How Reliable Are DNA Matches? FBI Blocks Access To Records.
The chance of a coincidental match may be greater than believed.
LA Times
Jason Felch and Maura Dolan
A discovery leads to questions about whether the odds of people sharing genetic profiles are sometimes higher than portrayed. Calling the finding meaningless, the FBI has sought to block such inquiry.
State crime lab analyst Kathryn Troyer was running tests on Arizona’s DNA database when she stumbled across two felons with remarkably similar genetic profiles.
The men matched at nine of the 13 locations on chromosomes, or loci, commonly used to distinguish people.
In the years after her 2001 discovery, Troyer found dozens of similar matches — each seeming to defy impossible odds.
As word spread, these findings by a little-known lab worker raised questions about the accuracy of the FBI’s DNA statistics and ignited a legal fight over whether the nation’s genetic databases ought to be opened to wider scrutiny.
The FBI laboratory, which administers the national DNA database system, tried to stop distribution of Troyer’s results and began an aggressive behind-the-scenes campaign to block similar searches elsewhere, even those ordered by courts, a Times investigation found.
The FBI estimated the odds of unrelated people sharing those genetic markers to be as remote as 1 in 113 billion.
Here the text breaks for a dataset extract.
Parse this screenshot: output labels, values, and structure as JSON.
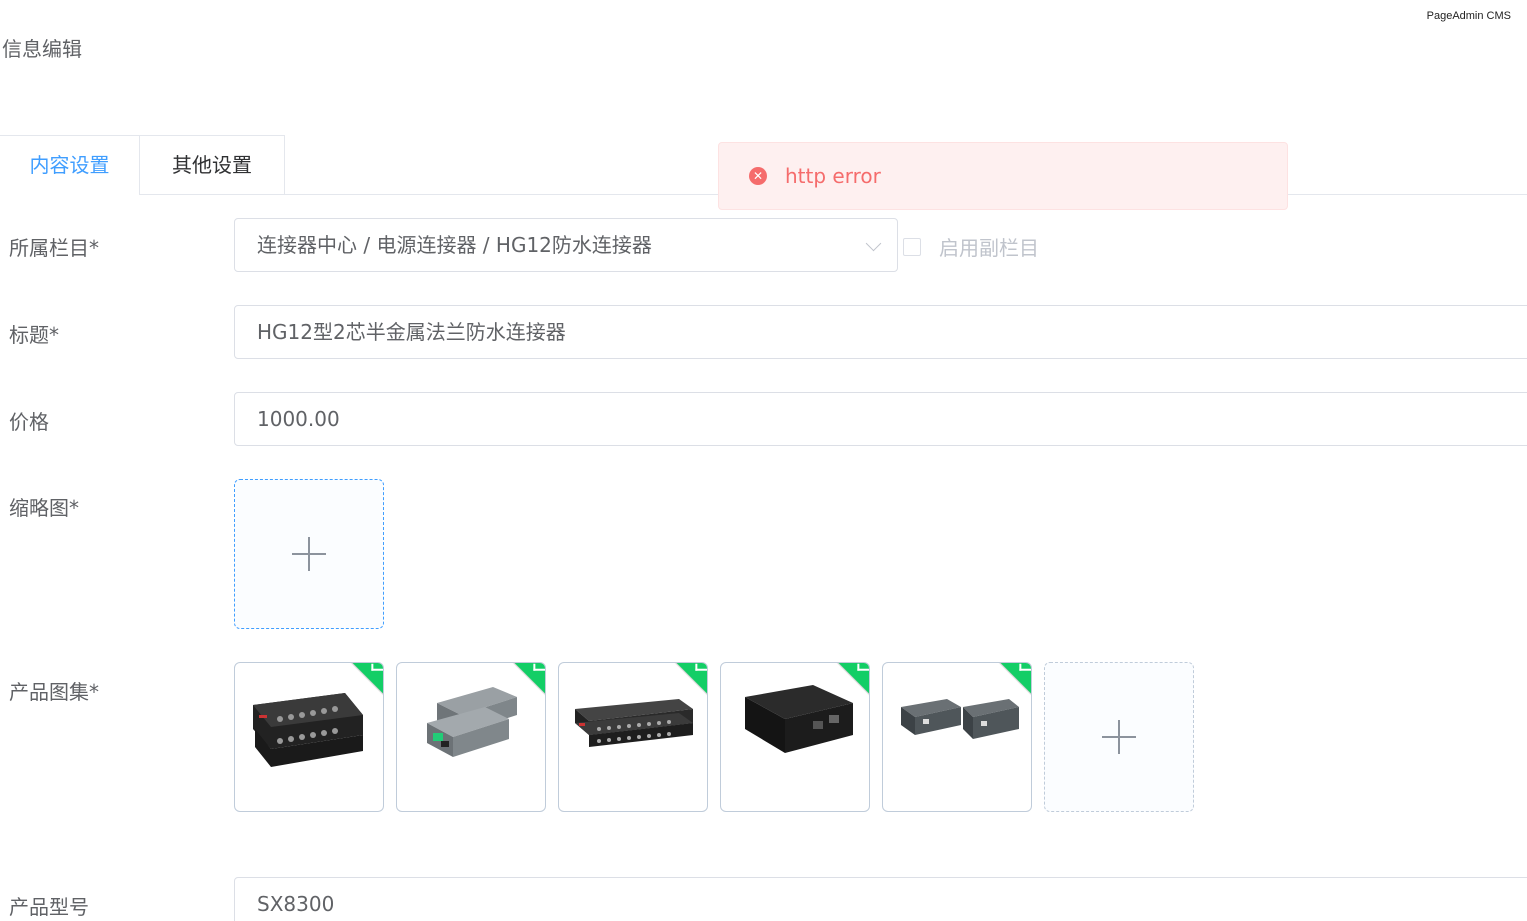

But the mug shots of the two felons suggested that they were not related: One was black, the other white.
Now, lawyers around the country are asking for searches of their own state databases.
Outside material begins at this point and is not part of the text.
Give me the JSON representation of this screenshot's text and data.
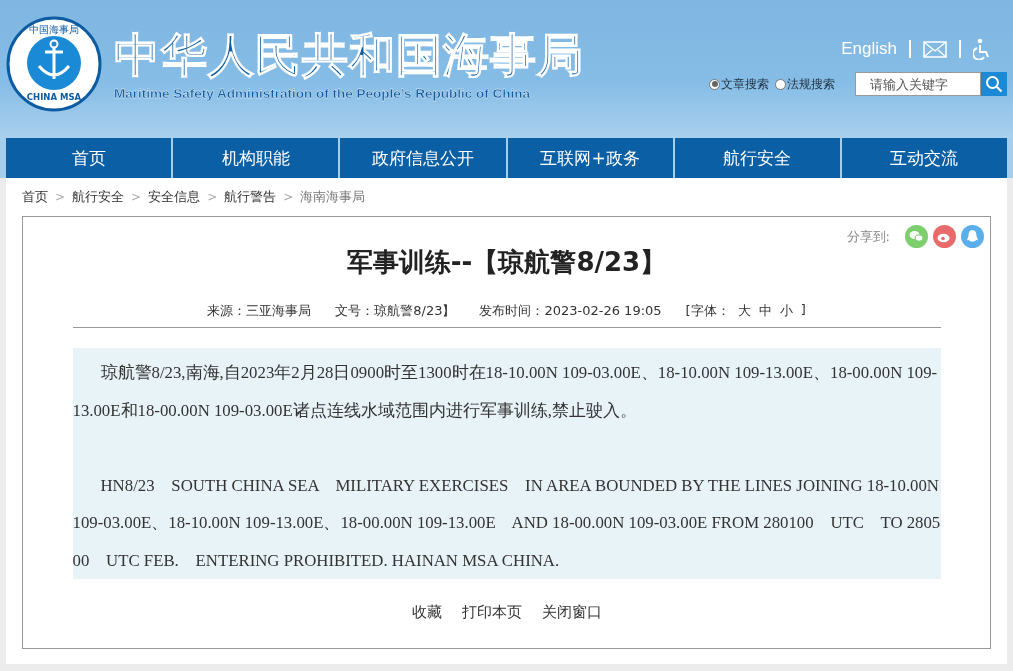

Several scientists and legal experts as well want to test the accuracy of official statistics using the nearly 6 million profiles in CODIS, the national system that includes most state and local databases.
“DNA is terrific and nobody doubts it, but because it is so powerful, any chinks in its armor ought to be made as salient and clear as possible so jurors will not be overwhelmed by the seeming certainty of it,” said David Faigman, a professor at UC Hastings College of the Law, who specializes in scientific evidence.
FBI officials argue that, under their interpretation of federal law, use of CODIS is limited to criminal justice agencies. In their view, defense attorneys are allowed access to information about their specific cases, not the databases in general.